In this connection a motion was made by Kent to dismiss the appeal from the allowance of his claim, upon the ground that the requisite amount is not involved to give jurisdiction to this court. We think this motion should be granted. It is true, the four mortgagees were made joint defendants to the bill, but in reality their interests were several. The mortgages were separate, and a several and distinct decree was made in favor of each for the payment of his claim. A separate bill would have lain against each mortgagee, but as certain of the questions involved were common to all the mortgages, they were, as matter of convenience, all made parties to the same bill. The rulings of this court are uniform and consistent to the effect that, where several plaintiffs claim under the same title, and the determination of the cause necessarily involves the validity of that title, this court has jurisdiction, though the individual claims do none of them exceed the requisite amount, but when the matters in dispute are separate and distinct, and are joined in one suit for convenience or economy, the case will be dismissed as to claims not exceeding $5000. Schwed v. Smith, 106 U.S. 188; Hawley v. Fairbanks, 108 U.S. 543; Stewart v. Dunham, 115 U.S. 61; Estes v. Gunter, 121 U.S. 183; Gibson v. Shufeldt, 122 U.S. 27; Henderson v. Carbondale Coal, &c. Co., 140 U.S. 25; New Orleans Pacific Railway v. Parker, 143 U.S. 42; Chapman v. Handley, 151 U.S. 443.

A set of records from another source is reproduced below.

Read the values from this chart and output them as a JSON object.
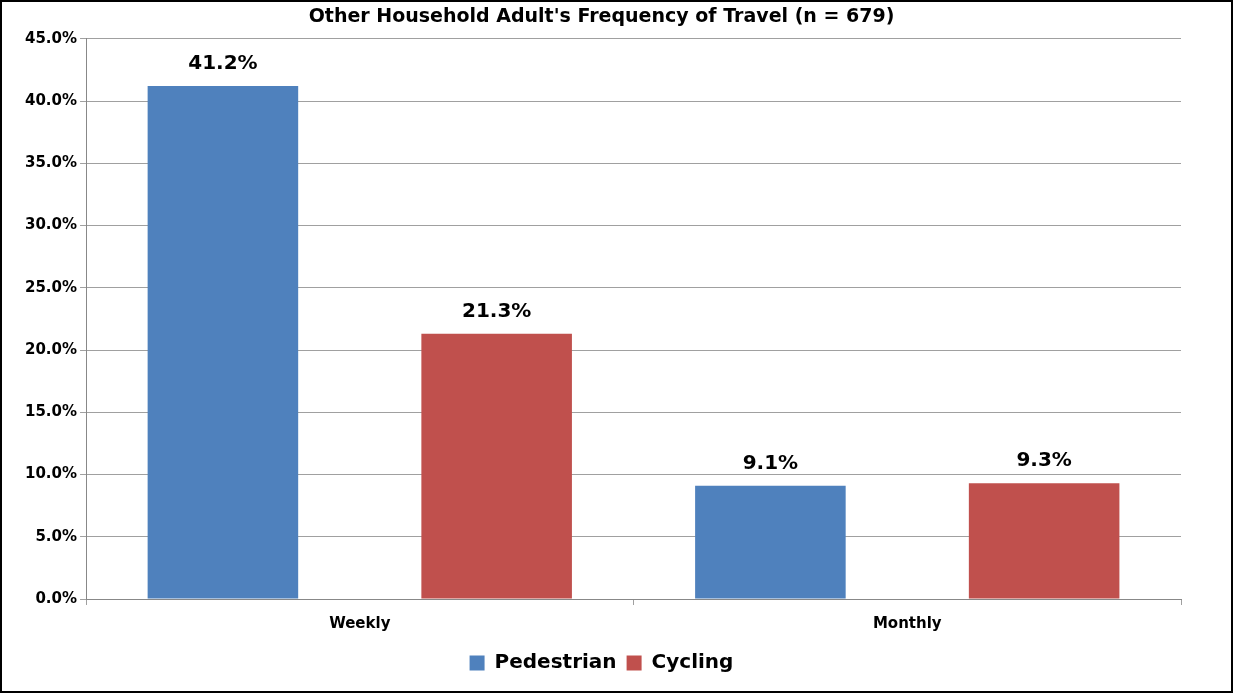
{
  "chart_data": {
    "type": "bar",
    "title": "Other Household Adult's Frequency of Travel (n = 679)",
    "categories": [
      "Weekly",
      "Monthly"
    ],
    "series": [
      {
        "name": "Pedestrian",
        "color": "#4f81bd",
        "values": [
          41.2,
          9.1
        ],
        "value_labels": [
          "41.2%",
          "9.1%"
        ]
      },
      {
        "name": "Cycling",
        "color": "#c0504d",
        "values": [
          21.3,
          9.3
        ],
        "value_labels": [
          "21.3%",
          "9.3%"
        ]
      }
    ],
    "ylim": [
      0,
      45
    ],
    "yticks": [
      {
        "value": 0,
        "label": "0.0%"
      },
      {
        "value": 5,
        "label": "5.0%"
      },
      {
        "value": 10,
        "label": "10.0%"
      },
      {
        "value": 15,
        "label": "15.0%"
      },
      {
        "value": 20,
        "label": "20.0%"
      },
      {
        "value": 25,
        "label": "25.0%"
      },
      {
        "value": 30,
        "label": "30.0%"
      },
      {
        "value": 35,
        "label": "35.0%"
      },
      {
        "value": 40,
        "label": "40.0%"
      },
      {
        "value": 45,
        "label": "45.0%"
      }
    ],
    "grid": "y",
    "legend": "bottom"
  }
}
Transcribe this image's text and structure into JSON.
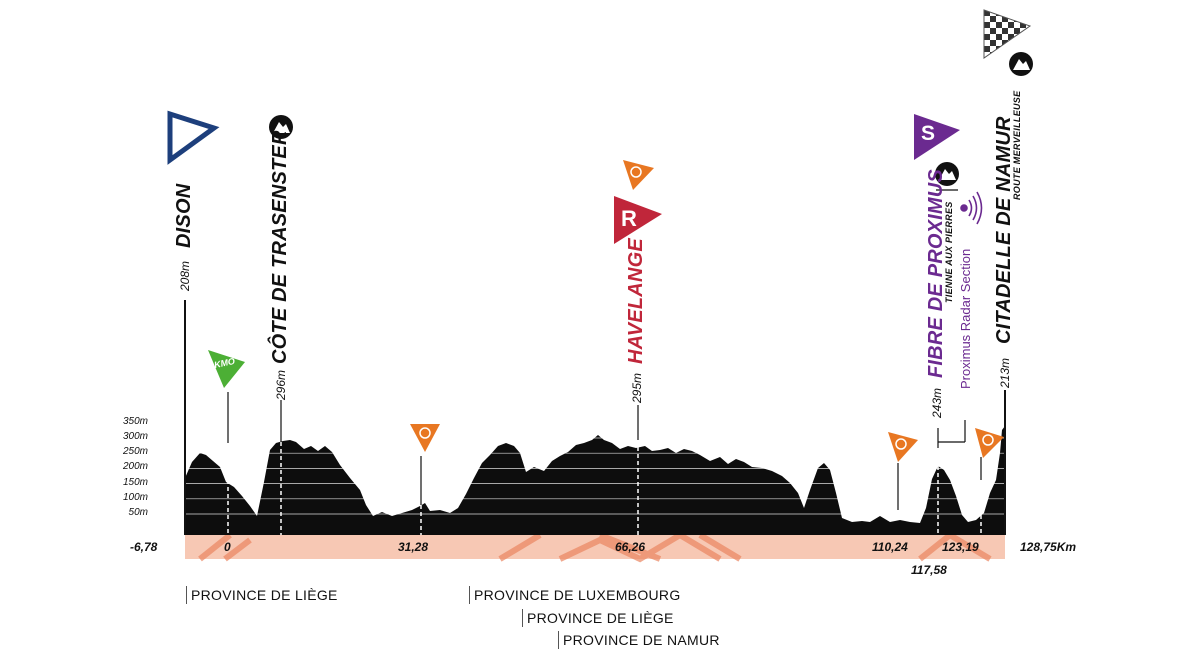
{
  "y_axis": {
    "ticks": [
      "350m",
      "300m",
      "250m",
      "200m",
      "150m",
      "100m",
      "50m"
    ]
  },
  "km_labels": {
    "start": "-6,78",
    "zero": "0",
    "k1": "31,28",
    "k2": "66,26",
    "k3": "110,24",
    "k4": "123,19",
    "k5": "117,58",
    "finish": "128,75Km"
  },
  "places": {
    "dison": {
      "name": "DISON",
      "alt": "208m"
    },
    "trasenster": {
      "name": "CÔTE DE TRASENSTER",
      "alt": "296m"
    },
    "havelange": {
      "name": "HAVELANGE",
      "alt": "295m"
    },
    "proximus": {
      "name": "FIBRE DE PROXIMUS",
      "sub": "TIENNE AUX PIERRES",
      "alt": "243m",
      "radar": "Proximus Radar Section"
    },
    "namur": {
      "name": "CITADELLE DE NAMUR",
      "sub": "ROUTE MERVEILLEUSE",
      "alt": "213m"
    }
  },
  "icons": {
    "kmo_text": "KMO",
    "sprint_text": "R",
    "special_text": "S"
  },
  "provinces": [
    "PROVINCE DE LIÈGE",
    "PROVINCE DE LUXEMBOURG",
    "PROVINCE DE LIÈGE",
    "PROVINCE DE NAMUR"
  ],
  "colors": {
    "profile": "#0d0d0d",
    "band": "#f7c8b4",
    "band_pattern": "#e9855f",
    "start_flag": "#1d3f7c",
    "kmo": "#4caf35",
    "feed": "#e87722",
    "sprint": "#c0263a",
    "special": "#6b2a90"
  }
}
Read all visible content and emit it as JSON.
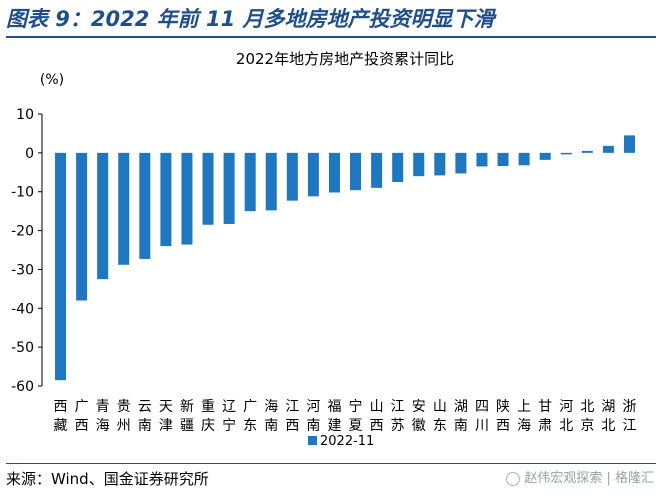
{
  "figure_title": "图表 9：2022 年前 11 月多地房地产投资明显下滑",
  "source": "来源：Wind、国金证券研究所",
  "watermark": "赵伟宏观探索 | 格隆汇",
  "colors": {
    "bar": "#1f77c0",
    "title": "#1f4e8c"
  },
  "chart_data": {
    "type": "bar",
    "title": "2022年地方房地产投资累计同比",
    "unit_label": "(%)",
    "ylim": [
      -60,
      10
    ],
    "yticks": [
      10,
      0,
      -10,
      -20,
      -30,
      -40,
      -50,
      -60
    ],
    "legend": {
      "label": "2022-11",
      "position": "bottom-left"
    },
    "categories": [
      "西藏",
      "广西",
      "青海",
      "贵州",
      "云南",
      "天津",
      "新疆",
      "重庆",
      "辽宁",
      "广东",
      "海南",
      "江西",
      "河南",
      "福建",
      "宁夏",
      "山西",
      "江苏",
      "安徽",
      "山东",
      "湖南",
      "四川",
      "陕西",
      "上海",
      "甘肃",
      "河北",
      "北京",
      "湖北",
      "浙江"
    ],
    "series": [
      {
        "name": "2022-11",
        "values": [
          -58.5,
          -38,
          -32.5,
          -28.8,
          -27.3,
          -24,
          -23.6,
          -18.5,
          -18.3,
          -15,
          -14.8,
          -12.3,
          -11.2,
          -10.2,
          -9.6,
          -9,
          -7.5,
          -6,
          -5.8,
          -5.3,
          -3.5,
          -3.4,
          -3.2,
          -1.8,
          -0.4,
          0.5,
          1.8,
          4.5
        ]
      }
    ]
  }
}
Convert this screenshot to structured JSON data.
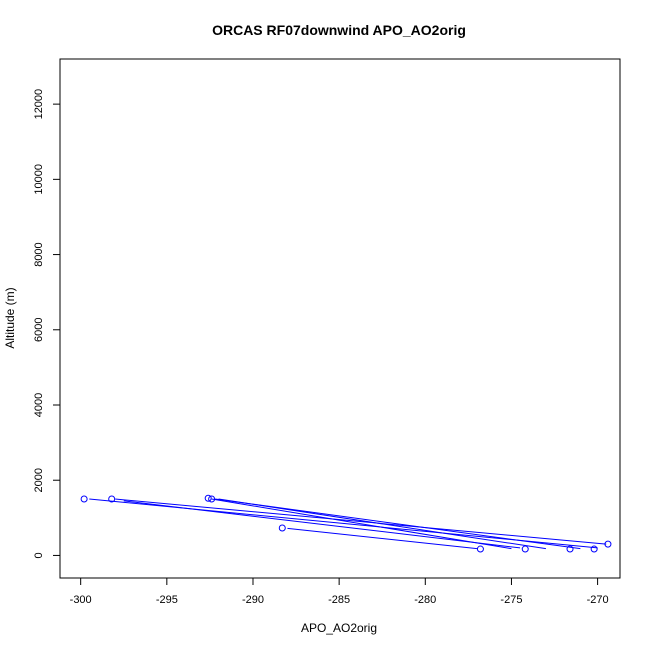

As it is clear in this case that the validity of each mortgage depended upon its own consideration, independent of the others, and the decree in favor of each mortgagee was several and distinct, the motion to dismiss must be granted.

And as we agree that there was no error in the court below holding the other mortgages to be valid securities, and entitled to preference as against the attaching creditors,

The appeal as to Kent must be dismissed, and as to the others the decree of the Circuit Court must be affirmed.